Always with a real CSV parser, never with .split('\n'). Embedded newlines inside quoted fields are valid per RFC 4180. Python's csv.reader, Node's csv-parse, Ruby's CSV, and Go's encoding/csv all handle this correctly. The "tip-off" that a parser is broken: it crashes or splits records when one of your fields has a multi-line description.

What's the right way to detect a delimiter automatically?

Read the first 1–2KB of the file and count occurrences of ,, \t, ;, and | per line. Whichever delimiter has the most consistent count across rows is almost certainly the right one. Python's csv.Sniffer and Node's csv-sniff implement this heuristic. For untrusted input, prompt the user to confirm the detection — auto-detection works ~95% of the time but occasionally picks wrong on edge cases.

Can CSV handle nested data?

Not natively.

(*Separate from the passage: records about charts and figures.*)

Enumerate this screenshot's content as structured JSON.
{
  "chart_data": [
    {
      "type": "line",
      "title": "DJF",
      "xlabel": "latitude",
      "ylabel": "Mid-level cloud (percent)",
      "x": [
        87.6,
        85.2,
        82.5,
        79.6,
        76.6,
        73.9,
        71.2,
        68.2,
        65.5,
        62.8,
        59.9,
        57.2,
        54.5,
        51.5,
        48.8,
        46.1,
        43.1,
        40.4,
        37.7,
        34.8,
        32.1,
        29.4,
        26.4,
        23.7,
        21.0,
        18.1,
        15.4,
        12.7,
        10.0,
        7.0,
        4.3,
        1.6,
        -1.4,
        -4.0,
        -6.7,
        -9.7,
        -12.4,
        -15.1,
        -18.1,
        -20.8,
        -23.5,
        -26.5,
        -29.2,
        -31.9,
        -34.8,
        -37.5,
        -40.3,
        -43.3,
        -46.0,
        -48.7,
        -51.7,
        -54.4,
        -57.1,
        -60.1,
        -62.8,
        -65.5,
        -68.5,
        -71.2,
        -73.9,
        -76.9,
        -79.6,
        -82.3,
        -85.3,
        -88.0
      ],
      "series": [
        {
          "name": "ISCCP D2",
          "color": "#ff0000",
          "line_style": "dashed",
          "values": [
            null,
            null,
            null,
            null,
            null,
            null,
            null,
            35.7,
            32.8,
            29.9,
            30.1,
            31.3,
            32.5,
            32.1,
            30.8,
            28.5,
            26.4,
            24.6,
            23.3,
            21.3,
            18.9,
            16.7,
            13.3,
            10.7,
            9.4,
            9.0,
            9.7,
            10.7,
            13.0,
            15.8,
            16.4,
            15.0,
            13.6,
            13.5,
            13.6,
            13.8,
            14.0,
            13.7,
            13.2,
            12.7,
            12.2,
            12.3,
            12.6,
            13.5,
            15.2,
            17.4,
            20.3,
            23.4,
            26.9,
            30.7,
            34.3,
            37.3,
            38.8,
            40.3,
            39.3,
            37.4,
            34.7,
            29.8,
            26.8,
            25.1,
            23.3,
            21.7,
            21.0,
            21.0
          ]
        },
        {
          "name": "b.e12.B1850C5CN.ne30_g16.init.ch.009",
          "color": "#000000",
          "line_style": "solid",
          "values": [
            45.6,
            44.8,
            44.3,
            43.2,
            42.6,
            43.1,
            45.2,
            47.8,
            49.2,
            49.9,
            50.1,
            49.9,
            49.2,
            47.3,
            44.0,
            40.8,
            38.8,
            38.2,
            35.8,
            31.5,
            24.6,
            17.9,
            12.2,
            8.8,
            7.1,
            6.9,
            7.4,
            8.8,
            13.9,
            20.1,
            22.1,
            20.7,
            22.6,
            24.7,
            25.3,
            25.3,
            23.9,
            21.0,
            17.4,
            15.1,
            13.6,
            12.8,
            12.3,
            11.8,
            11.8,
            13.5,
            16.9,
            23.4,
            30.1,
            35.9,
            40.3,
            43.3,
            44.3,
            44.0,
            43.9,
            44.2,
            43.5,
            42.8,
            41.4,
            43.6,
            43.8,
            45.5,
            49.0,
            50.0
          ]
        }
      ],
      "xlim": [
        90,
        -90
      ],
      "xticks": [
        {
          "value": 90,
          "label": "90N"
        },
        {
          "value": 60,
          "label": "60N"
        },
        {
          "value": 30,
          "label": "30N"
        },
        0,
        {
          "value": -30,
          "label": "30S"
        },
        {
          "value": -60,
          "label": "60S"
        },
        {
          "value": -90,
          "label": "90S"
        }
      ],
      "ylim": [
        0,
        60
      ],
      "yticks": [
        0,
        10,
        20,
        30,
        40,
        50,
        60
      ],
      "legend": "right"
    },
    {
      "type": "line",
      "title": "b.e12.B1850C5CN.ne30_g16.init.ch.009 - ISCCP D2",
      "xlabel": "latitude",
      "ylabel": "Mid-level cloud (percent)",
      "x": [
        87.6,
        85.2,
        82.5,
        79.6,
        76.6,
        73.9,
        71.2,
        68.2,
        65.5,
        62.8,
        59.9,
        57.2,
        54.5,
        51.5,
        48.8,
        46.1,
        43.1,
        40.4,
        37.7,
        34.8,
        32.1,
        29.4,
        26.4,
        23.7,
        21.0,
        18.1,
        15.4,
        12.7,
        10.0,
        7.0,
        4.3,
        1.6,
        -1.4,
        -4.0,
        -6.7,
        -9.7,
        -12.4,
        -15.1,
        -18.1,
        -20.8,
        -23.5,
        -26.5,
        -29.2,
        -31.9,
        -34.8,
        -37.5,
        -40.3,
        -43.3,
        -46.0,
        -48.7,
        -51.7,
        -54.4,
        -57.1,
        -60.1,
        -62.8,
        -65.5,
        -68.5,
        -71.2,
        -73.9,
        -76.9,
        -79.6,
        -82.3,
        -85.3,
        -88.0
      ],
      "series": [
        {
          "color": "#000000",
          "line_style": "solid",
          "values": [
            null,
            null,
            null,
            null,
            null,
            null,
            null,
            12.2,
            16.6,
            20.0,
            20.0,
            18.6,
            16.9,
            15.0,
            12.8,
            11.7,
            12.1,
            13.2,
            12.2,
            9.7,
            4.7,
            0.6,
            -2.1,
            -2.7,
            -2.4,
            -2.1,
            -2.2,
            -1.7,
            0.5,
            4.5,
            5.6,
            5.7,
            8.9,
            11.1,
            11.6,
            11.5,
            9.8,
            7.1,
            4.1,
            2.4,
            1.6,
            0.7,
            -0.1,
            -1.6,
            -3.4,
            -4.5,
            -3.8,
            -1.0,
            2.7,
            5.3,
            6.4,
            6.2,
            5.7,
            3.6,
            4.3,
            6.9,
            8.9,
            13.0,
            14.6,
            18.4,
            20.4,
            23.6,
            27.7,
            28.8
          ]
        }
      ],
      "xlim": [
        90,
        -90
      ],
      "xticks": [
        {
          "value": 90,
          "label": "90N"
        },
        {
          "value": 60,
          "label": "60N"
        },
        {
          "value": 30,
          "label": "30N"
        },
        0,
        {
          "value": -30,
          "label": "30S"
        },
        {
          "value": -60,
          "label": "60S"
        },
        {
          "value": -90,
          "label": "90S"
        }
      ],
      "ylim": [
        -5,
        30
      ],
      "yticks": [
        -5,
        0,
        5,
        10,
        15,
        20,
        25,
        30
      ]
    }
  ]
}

Workarounds: flatten the nesting (one row per leaf object), use JSON-encoded strings inside cells ("{\"key\":\"value\"}"), or denormalize across multiple files with foreign keys. None are great. If your data is genuinely hierarchical (orders with line items, surveys with multiple responses per question), CSV is fighting your data shape — JSON or a database export is usually a better choice.

How do I handle CSV files that exceed memory?

Stream them. Python's csv.reader on a file object reads row-by-row without loading the whole file. Node's csv-parse with the streaming API does the same. PostgreSQL's \copy reads CSV in chunks. For very large CSVs (multi-gigabyte), tools like xsv, csvkit, or q provide grep/sql-like operations directly on streamed CSV without loading it into memory. Avoid loading multi-GB CSV into pandas or a single string buffer.